No, orcas can’t be taught to eat seal lions and not salmon

Regarding Stan Walker’s Dec. 9 letter to the editor, suggesting Southern Resident orcas be taught to eat sea lions, the 74 remaining endangered Southern Resident killer whales are strictly fish eaters. They do not eat any marine mammals such as seals or sea lions like the other population, Bigg’s orcas. These are two totally different ecotypes that do not interact or interbreed. Teaching the fish-eating orcas to eat seals or sea lions would be as impossible as teaching a humming bird to eat a worm. It will never happen.

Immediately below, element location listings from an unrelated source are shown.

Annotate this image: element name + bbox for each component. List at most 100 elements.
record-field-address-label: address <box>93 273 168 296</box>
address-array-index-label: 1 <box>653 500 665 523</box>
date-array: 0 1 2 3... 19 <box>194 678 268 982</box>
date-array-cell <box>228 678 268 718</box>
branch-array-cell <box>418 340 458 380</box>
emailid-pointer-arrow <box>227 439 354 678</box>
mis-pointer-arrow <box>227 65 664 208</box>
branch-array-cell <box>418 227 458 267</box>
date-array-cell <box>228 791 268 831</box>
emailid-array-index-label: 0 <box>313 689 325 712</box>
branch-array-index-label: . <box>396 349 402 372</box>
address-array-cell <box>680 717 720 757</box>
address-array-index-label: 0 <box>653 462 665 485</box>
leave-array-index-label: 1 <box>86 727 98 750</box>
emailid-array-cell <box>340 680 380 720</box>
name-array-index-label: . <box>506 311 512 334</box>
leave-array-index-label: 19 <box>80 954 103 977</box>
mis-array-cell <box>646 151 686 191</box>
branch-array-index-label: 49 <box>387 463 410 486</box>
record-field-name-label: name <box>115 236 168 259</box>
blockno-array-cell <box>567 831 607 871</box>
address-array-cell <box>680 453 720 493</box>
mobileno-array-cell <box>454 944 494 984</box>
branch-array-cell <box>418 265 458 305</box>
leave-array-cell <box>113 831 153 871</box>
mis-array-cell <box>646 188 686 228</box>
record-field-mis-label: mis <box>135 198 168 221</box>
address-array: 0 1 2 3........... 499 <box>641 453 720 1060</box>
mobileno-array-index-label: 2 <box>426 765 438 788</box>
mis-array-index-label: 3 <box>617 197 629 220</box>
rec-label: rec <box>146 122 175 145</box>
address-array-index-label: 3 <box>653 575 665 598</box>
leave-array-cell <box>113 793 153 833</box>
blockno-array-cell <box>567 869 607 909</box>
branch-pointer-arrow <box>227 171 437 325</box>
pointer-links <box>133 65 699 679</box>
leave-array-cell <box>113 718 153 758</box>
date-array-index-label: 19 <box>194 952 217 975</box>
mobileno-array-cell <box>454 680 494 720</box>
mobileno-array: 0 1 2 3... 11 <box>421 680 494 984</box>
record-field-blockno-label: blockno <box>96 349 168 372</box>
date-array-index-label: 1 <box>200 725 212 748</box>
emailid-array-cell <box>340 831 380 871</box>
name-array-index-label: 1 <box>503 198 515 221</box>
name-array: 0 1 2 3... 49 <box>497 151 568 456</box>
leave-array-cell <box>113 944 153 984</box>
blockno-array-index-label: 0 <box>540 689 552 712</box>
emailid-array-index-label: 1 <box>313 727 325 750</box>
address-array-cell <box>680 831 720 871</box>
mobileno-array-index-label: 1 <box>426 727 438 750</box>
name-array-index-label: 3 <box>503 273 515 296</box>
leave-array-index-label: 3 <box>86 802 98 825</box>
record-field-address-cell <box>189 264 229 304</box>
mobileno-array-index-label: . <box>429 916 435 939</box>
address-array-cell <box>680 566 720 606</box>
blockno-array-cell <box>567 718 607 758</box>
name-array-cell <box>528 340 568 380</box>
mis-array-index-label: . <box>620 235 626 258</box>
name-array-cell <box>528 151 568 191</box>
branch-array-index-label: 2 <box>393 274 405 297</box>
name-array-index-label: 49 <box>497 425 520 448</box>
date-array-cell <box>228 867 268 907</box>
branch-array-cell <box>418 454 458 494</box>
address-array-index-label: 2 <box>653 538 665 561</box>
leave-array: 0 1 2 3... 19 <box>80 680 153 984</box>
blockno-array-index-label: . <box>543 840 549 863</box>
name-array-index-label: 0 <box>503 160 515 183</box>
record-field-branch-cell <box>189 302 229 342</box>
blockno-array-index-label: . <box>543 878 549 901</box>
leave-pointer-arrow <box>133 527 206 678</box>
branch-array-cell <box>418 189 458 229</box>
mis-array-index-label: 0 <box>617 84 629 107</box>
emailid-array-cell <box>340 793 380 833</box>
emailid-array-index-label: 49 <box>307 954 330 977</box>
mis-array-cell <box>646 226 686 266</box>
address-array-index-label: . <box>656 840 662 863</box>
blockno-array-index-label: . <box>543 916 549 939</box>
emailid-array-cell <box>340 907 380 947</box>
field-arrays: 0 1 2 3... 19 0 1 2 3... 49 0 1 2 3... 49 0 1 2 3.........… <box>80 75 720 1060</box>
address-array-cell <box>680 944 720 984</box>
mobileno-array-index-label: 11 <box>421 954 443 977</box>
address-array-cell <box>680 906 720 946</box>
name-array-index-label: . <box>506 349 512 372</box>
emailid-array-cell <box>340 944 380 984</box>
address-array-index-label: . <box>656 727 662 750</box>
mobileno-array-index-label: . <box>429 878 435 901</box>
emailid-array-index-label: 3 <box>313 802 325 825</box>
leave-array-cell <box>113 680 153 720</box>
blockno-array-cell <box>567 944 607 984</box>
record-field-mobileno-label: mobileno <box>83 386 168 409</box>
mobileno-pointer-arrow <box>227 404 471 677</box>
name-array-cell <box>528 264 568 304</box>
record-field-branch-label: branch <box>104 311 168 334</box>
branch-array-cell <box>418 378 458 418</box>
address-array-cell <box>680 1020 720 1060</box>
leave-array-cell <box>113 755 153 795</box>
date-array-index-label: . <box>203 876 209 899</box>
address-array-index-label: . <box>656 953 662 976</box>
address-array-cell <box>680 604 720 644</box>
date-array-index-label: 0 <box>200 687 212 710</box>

Furthermore, when the Southern Residents do not get enough of their aforementioned fish diet, they start metabolizing their blubber. Unfortunately, this is where all of the contaminants are stored. So yes, the contaminants are a huge issue in this area and need to be immediately addressed, but so does the lack of fish.

The removal of the four lower Snake River dams will provide the quickest way to provide millions more chinook salmon to the starving Southern Residents.

This orca population is intricately connected to the Snake River dams as they spend a large portion of their life foraging off the coast of California, Oregon and Washington. Thanks to many years of NOAA tracking data, a lot of this endangered orca population’s time and attention is spent at the mouth of the Columbia River.

The 74 remaining endangered Southern Residents are almost out of time and the breaching of the Snake River dams is one of the many things that needs to occur to save this population. Again, not the only solution but one of the necessary many.